Luo Guanghui, 45 ans, est chef d'une équipe agricole. Il supervise les travaux de labourage et de culture intensive, en appliquant le principe de production normalisée à l'agriculture. Un mu de champ sous sa direction donne entre 3 500 et 4 000 kg de piments, qui se vendront à plus de 10 000 yuans au total. Après les piments, son équipe cultive durant une saison d'autres légumes, qui rapportent environ 4 000 yuans par mu.
Pour favoriser le rendement de chaque équipe tout en protégeant les paysans, un salaire de base reposant sur une valeur de production de référence a été fixé. Si la valeur de référence n'est pas atteinte, le salaire de toute l'équipe est déduit. A contrario, si la production excède cette valeur de référence, l'équipe, ainsi que chaque membre de la coopérative, peut prétendre à une prime.
Depuis l'existence de cette coopérative, le village a connu une métamorphose évidente. Auparavant, 30 % des terres arables étaient laissées à l'abandon. Un an après l'établissement de la coopérative, les équipes agricoles, composées majoritairement de femmes, avaient déjà défriché toutes les terres incultes et planté 1 250 mu de fruitiers, 150 mu de lotus pour en récolter les racines, 612 mu d'arbres et 400 mu de cultures maraîchères, qui fournissent en légumes la cantine scolaire de la ville. Les paysans n'ont donc même pas à se soucier de vendre leurs légumes à bon prix sur les marchés.
De son côté, l'équipe de construction ne chôme pas. Un ouvrier gagne 300 yuans par jour, tandis qu'un ouvrier assistant gagne 120 à 150 yuans en une journée. À l'heure actuelle, cette équipe est composée de 286 ouvriers (dont une centaine de femmes) répartis dans 12 métiers, y compris cimentier, plâtrier, plombier, maçon, électricien et décorateur d'intérieur.
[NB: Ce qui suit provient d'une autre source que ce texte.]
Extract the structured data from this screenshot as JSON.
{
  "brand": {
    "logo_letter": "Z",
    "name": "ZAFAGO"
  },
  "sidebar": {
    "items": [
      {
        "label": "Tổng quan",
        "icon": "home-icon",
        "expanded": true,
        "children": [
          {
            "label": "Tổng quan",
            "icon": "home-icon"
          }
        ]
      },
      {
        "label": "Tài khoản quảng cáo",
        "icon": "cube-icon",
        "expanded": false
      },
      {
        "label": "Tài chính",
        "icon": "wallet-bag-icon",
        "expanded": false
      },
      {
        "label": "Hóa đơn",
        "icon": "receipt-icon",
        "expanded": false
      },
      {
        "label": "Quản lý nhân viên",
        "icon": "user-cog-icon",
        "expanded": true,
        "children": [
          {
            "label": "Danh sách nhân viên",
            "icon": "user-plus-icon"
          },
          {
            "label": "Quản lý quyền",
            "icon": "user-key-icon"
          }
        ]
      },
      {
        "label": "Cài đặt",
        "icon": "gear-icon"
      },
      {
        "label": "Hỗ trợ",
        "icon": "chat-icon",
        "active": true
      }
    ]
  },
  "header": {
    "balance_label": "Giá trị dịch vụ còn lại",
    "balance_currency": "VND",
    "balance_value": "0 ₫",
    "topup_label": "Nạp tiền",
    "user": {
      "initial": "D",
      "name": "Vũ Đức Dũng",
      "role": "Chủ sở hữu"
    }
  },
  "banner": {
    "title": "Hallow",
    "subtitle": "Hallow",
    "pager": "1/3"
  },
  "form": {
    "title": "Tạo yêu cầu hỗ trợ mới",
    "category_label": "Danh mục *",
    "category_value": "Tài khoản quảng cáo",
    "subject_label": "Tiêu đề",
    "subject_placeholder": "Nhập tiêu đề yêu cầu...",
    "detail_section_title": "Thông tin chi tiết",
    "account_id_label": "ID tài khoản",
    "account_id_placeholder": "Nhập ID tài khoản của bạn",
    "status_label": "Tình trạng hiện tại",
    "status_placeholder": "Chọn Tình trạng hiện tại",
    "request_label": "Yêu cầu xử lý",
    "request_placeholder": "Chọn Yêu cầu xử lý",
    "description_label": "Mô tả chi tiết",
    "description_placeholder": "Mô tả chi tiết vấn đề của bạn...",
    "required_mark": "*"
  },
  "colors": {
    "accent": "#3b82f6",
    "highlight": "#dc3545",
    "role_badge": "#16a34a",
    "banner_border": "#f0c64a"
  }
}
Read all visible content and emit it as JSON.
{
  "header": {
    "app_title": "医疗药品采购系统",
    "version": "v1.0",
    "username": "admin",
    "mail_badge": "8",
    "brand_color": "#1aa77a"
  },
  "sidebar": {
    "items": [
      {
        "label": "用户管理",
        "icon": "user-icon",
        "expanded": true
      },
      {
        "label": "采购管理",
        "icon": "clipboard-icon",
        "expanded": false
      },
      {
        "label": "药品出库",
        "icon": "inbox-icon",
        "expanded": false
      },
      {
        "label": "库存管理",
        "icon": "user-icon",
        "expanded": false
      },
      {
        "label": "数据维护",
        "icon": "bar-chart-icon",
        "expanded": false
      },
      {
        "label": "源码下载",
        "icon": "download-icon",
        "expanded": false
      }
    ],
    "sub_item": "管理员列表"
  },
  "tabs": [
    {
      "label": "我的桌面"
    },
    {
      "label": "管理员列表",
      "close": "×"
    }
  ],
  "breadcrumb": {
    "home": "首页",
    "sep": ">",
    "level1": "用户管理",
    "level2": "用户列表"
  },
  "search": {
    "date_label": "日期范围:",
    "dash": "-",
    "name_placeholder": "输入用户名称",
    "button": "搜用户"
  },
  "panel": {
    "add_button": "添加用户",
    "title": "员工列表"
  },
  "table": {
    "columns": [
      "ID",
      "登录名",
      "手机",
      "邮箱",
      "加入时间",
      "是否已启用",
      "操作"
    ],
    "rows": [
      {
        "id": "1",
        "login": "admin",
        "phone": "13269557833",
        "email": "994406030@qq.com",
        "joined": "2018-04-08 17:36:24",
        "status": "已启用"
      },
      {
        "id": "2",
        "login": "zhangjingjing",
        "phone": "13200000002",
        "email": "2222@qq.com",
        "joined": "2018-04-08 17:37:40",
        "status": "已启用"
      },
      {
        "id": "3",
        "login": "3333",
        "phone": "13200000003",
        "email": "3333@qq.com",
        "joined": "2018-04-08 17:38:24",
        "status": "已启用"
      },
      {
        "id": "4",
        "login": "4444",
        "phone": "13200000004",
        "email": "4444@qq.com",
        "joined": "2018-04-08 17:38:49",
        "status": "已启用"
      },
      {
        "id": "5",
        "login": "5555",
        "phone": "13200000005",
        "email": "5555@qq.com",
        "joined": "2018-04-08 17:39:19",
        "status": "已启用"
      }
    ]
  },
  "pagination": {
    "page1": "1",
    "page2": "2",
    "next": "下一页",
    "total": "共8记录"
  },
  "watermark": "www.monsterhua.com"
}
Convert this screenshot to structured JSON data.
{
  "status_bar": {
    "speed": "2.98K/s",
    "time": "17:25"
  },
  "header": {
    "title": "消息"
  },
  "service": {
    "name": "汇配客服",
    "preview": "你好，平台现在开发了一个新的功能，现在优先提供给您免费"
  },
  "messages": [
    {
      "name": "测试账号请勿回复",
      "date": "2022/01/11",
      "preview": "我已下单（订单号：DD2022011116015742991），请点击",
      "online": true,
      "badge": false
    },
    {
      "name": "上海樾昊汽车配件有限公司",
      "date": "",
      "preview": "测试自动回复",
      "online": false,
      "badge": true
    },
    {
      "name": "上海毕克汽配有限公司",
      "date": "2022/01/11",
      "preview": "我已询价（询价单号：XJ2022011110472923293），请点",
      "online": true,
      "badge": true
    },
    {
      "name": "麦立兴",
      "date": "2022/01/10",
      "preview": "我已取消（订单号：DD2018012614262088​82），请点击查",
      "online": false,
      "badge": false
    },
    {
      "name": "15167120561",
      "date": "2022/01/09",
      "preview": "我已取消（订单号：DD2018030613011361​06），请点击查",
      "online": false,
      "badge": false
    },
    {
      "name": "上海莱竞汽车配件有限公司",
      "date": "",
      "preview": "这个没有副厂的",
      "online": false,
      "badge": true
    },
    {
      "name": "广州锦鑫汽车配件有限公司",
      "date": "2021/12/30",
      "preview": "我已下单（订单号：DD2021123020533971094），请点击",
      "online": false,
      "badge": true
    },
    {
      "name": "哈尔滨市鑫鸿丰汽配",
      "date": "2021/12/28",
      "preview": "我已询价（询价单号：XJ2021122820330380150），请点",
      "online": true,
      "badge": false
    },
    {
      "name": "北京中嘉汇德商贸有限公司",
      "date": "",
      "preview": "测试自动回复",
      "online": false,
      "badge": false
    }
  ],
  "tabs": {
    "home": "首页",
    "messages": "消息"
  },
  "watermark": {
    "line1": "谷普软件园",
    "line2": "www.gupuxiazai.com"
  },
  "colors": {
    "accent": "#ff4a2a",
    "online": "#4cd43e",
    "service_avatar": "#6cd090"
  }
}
L'équipe de transport, elle, rassemble plus de 40 membres, dont 60 % sont des personnes revenues travailler dans leur village natal. En échange des droits d'exploitation des terres, la coopérative garantit aux paysans l'octroi de crédits, pour que ces derniers puissent acheter une fourgonnette ou un camion et ainsi effectuer des missions de transport. À présent, l'équipe de transport possède un parc d'une cinquantaine de véhicules, sachant qu'un camion peut rapporter environ 30 000 yuans par mois, et une fourgonnette, environ 10 000 yuans par mois. Et les chauffeurs, les jours où ils ne sont pas sollicités, peuvent tout à fait vaquer à d'autres occupations rémunérées.
En quelques années, les paysans de Tangyue sont devenus actionnaires de la coopérative, les ménages pauvres ont pu dégoter des emplois et vivre plus décemment et les travailleurs migrants ont finalement décidé de rentrer au village. Selon les statistiques, le nombre de personnes parties travailler hors de Tangyue est tombé à 50 personnes, contre 860 deux ans plus tôt.
Aujourd'hui, à Tangyue, le quasi-plein emploi s'observe à tous les coins de rues. Mais le plus impressionnant, c'est de trouver en ce lieu une grande librairie, un centre d'e-commerce estampillé JD et un centre de services financiers. Qui aurait pu croire qu'un petit village du sud-ouest de la Chine compte autant de lecteurs parmi sa population et soit à ce point tourné vers l'extérieur avec sa plateforme de vente en ligne ?
En défrichant toutes les terres incultes, les paysans ont commencé à jouer un rôle primordial dans l'économie collective du village. À travers leur participation active à la construction de la coopération et au développement de Tangyue, ils ont amélioré leur niveau de vie. En 2013, le revenu annuel moyen des habitants était de 4 000 yuans, un chiffre qui a atteint 10 030 yuans en 2016. Quant au volume de l'économie collective, de 40 000 yuans en 2013 , il est passé à 202 145 yuans en 2016. En bref, dès 2016, tous les villageois étaient sortis de la pauvreté. Ainsi, Tangyue se pose en « village modèle » qui a su se transformer pour s'extraire de la misère.
À vrai dire, Tangyue n'est qu'un exemple parmi tant d'autres villages de la province du Guizhou qui ont réussi leur réforme en convertissant les ressources en biens, les fonds en titres et les paysans en actionnaires. Il s'agit d'une expérience remarquable en matière de réduction de la pauvreté, unique au Guizhou. D'ailleurs, en 2016, ce sujet a été abordé dans les dossiers du gouvernement central, qui souhaite promouvoir et propager cette expérience dans les autres provinces du pays. Elle viendra conforter les autres mesures gouvernementales de lutte contre la pauvreté, et permettra aux agriculteurs et éleveurs d'améliorer leurs conditions de vie.